711 S. Carson Street, Suite 4
Carson City, Nevada 89701
Re: | Registration on Form S-1 No. 333-255624. |
Ladies and Gentlemen:
We have acted as counsel to Thumzup Media Corporation., a Nevada corporation (the “Company”), in connection with the Registration Statement on Form S-1 (File No. 333-255624) (as it may be amended, the “Registration Statement”) filed with the Securities and Exchange Commission (the “Commission”) under the Securities Act of 1933, as amended (the “Act”). The Registration Statement relates to the proposed resale by the selling stockholders (the “Selling Stockholders”) set forth in the Registration Statement (including the prospectus constituting part thereof (the “Resale Prospectus”) of 2,765,438 shares of Common Stock, (the “Resale Shares”) from time to time in accordance with the Plan of Distribution contained in the Resale Prospectus. The Resale Shares include 2,010,938 shares of common stock that are issuable upon conversion of certain promissory notes in the aggregate amount of $215,000 and accrued interest (the “Note Shares”) held by certain of the selling shareholders (the “Senior Convertible Notes”).

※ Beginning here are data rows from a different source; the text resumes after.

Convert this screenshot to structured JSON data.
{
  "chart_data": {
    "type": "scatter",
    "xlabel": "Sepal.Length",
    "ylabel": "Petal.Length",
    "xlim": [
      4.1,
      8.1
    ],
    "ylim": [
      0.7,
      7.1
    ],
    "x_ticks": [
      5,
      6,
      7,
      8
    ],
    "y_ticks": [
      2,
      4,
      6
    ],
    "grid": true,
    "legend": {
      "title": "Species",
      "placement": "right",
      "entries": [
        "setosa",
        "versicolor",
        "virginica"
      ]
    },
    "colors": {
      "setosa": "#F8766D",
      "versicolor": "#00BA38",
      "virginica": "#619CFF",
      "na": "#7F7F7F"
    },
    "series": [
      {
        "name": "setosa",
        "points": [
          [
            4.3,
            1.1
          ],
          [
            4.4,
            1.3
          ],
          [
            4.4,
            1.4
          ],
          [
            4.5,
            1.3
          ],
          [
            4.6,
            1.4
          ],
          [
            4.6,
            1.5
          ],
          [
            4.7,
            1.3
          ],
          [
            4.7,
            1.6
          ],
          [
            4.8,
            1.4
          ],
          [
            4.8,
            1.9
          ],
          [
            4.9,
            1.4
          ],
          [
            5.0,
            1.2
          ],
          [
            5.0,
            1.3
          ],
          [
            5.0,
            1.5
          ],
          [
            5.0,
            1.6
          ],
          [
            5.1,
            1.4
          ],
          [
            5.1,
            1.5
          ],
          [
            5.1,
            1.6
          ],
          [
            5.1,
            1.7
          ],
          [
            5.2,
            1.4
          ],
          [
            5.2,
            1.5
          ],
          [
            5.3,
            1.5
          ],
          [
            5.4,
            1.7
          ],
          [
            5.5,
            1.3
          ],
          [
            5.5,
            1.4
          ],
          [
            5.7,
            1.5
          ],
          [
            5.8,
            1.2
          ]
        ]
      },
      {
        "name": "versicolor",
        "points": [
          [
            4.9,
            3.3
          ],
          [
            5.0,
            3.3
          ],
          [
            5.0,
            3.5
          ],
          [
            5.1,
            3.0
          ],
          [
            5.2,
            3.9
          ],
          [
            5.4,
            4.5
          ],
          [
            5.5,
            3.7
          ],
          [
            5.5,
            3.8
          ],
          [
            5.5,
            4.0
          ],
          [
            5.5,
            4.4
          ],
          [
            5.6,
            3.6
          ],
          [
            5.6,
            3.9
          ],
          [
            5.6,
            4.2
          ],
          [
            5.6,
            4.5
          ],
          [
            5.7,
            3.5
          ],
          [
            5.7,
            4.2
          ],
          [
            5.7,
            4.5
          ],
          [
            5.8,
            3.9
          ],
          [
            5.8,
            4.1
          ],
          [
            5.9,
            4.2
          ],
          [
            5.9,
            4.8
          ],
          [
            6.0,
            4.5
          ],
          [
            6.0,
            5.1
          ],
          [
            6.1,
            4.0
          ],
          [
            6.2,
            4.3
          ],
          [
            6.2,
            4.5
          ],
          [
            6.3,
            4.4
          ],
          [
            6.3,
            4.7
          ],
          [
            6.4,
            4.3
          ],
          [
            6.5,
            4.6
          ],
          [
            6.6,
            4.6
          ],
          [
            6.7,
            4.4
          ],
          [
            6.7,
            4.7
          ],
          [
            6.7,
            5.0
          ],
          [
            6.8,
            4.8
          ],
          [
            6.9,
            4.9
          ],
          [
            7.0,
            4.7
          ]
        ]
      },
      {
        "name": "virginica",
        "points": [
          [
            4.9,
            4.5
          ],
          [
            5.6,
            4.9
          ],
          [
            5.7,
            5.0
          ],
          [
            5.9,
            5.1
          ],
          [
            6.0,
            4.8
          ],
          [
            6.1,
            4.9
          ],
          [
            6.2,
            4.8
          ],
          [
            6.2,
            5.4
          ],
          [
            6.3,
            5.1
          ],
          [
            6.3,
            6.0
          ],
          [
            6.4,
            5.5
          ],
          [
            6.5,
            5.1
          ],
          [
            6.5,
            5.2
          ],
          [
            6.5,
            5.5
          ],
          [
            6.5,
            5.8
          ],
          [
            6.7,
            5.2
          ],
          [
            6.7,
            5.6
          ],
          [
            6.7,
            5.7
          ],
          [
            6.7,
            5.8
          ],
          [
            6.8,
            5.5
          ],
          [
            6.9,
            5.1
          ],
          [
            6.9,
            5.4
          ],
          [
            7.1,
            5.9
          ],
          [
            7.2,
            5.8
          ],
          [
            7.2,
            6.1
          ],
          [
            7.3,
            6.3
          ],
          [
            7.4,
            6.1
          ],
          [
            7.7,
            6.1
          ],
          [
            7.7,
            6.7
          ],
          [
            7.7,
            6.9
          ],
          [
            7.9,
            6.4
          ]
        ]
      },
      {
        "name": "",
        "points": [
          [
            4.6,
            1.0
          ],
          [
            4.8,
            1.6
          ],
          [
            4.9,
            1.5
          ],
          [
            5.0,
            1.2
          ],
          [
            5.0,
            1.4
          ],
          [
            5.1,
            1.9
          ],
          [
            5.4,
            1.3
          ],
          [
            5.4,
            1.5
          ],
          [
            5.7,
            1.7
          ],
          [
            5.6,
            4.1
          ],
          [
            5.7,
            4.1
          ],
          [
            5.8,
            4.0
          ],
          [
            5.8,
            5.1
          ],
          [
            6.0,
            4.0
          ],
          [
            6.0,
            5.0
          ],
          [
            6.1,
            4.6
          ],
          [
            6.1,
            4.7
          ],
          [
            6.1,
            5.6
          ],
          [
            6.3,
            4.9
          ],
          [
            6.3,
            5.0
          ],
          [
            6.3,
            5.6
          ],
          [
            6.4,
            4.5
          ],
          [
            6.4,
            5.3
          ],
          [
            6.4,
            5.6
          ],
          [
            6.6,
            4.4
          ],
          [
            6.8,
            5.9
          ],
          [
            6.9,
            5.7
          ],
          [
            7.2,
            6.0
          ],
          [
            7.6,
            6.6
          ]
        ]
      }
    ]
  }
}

In connection with this opinion letter, we have examined the Registration Statement and originals or copies, certified or otherwise identified to our satisfaction, of such corporate records of the Company and other certificates and documents of officials of the Company, public officials and others as we have deemed appropriate for purposes of this letter. We have assumed the genuineness of all signatures, the authenticity of all documents submitted to us as originals, and the conformity to authentic original documents of all copies submitted to us as conformed and certified or reproduced copies.

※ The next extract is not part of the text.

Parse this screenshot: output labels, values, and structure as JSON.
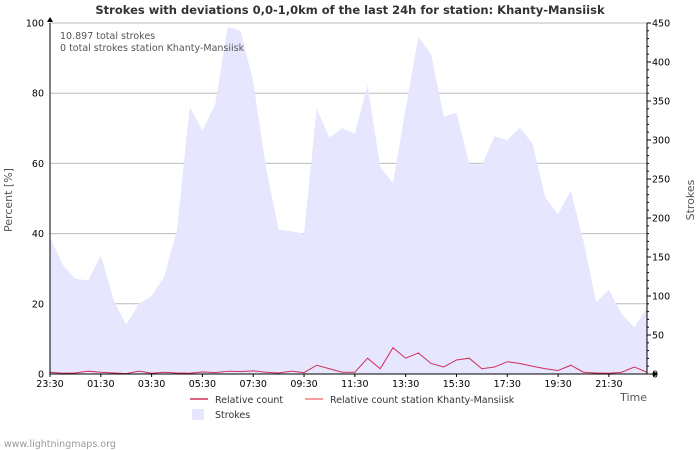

Based upon the foregoing, and subject to the assumptions, exceptions, qualifications and limitations set forth hereinafter we are of the opinion that the Resale Shares have been duly authorized, and as to the Note Shares when converted in accordance with the terms of the Senior Convertible Notes will be, validly issued. fully paid and non-assessable.
In rendering the foregoing opinions, we have assumed that: (i) the Registration Statement, and any amendments thereto, shall have become effective under the Securities Act and will remain effective, (ii) the Resale Shares will be sold by the Selling Stockholders in the manner contemplated by the Resale Prospectus; (iii) the Resale Prospectus will be timely filed with the Commission; and (iv) Resale Shares will be issued in compliance with applicable federal and state securities laws.

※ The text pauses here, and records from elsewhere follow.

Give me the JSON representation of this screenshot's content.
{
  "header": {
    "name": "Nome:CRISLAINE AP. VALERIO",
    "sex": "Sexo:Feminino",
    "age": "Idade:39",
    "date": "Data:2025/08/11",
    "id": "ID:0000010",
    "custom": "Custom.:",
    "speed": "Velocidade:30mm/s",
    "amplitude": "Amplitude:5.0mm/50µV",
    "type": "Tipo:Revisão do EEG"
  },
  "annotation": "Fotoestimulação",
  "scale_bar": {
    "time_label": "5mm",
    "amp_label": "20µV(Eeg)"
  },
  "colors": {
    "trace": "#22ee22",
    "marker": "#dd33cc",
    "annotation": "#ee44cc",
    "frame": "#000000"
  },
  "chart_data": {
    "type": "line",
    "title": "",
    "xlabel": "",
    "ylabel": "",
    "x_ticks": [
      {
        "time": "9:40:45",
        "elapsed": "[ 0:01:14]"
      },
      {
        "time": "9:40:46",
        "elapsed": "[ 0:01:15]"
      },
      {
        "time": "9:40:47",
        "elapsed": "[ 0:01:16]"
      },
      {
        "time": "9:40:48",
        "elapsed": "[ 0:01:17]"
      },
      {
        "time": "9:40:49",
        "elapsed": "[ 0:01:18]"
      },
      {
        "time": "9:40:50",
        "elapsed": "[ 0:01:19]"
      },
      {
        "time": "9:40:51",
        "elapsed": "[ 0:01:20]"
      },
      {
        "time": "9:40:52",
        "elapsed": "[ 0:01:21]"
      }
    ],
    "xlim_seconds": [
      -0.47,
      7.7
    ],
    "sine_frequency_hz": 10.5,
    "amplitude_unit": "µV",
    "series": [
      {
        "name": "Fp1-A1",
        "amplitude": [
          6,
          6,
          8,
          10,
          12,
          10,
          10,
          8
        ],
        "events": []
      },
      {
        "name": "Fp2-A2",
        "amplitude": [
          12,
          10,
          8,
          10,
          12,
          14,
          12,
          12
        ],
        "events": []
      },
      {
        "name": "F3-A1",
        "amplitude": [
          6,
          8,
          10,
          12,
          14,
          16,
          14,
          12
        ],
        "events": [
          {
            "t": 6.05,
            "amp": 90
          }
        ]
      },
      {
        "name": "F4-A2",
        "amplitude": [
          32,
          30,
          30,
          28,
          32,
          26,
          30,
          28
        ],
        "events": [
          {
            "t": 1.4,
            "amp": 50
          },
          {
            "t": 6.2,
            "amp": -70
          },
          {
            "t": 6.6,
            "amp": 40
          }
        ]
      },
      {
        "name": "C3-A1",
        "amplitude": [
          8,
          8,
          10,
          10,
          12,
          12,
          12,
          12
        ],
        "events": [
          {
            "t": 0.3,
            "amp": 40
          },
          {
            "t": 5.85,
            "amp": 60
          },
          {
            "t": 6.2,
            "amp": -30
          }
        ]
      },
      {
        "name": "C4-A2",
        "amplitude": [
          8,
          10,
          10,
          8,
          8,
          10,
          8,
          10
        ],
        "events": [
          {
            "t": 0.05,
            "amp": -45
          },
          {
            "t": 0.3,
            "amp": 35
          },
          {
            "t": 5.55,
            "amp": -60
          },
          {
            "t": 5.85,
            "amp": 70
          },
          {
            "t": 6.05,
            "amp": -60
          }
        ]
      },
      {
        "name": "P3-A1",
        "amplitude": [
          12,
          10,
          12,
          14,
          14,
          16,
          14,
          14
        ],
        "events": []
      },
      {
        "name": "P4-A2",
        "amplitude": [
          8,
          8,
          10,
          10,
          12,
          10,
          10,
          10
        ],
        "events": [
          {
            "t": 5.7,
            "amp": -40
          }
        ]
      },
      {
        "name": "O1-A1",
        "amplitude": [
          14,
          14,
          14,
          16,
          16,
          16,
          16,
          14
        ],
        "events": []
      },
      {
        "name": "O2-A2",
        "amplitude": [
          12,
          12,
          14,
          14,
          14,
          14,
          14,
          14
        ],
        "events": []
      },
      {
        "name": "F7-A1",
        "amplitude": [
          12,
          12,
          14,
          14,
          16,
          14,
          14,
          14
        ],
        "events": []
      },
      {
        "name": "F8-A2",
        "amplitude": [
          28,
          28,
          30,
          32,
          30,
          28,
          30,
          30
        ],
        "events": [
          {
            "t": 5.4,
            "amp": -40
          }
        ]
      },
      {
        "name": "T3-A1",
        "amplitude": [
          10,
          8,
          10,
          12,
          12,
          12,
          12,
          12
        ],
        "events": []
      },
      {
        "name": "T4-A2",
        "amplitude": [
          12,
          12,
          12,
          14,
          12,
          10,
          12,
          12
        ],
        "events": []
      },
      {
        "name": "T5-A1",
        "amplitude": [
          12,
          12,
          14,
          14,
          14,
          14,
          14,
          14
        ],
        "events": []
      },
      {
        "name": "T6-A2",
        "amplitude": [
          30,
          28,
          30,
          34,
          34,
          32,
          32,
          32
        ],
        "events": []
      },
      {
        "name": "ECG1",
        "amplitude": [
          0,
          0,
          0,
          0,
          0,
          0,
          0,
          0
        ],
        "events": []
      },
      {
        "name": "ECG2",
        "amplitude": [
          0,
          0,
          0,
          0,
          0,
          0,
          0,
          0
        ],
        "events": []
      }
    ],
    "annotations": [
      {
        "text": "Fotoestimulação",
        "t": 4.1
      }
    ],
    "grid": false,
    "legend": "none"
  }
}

Our opinion is limited to the applicable statutory provisions of the Nevada Private Corporations Chapter of the Nevada Revised Statutes, Nev. Rev. Stat. 78, including interpretations thereof in published decisions of the Nevada courts, and applicable provisions of the Nevada Constitution, and the federal laws of the United States of America. We are not rendering any opinion as to compliance with any federal or state antifraud law, rule, or regulation relating to securities, or to the sale or issuance thereof.
We hereby consent to the use of this opinion as an exhibit to the Registration Statement and to the reference made to our name under the caption “Legal Matters” in the Registration Statement and in the prospectus forming a part thereof. In giving this consent, we do not thereby admit that we are within the category of persons whose consent is required under Section 7 of the Act or the rules and regulations of the Commission promulgated thereunder.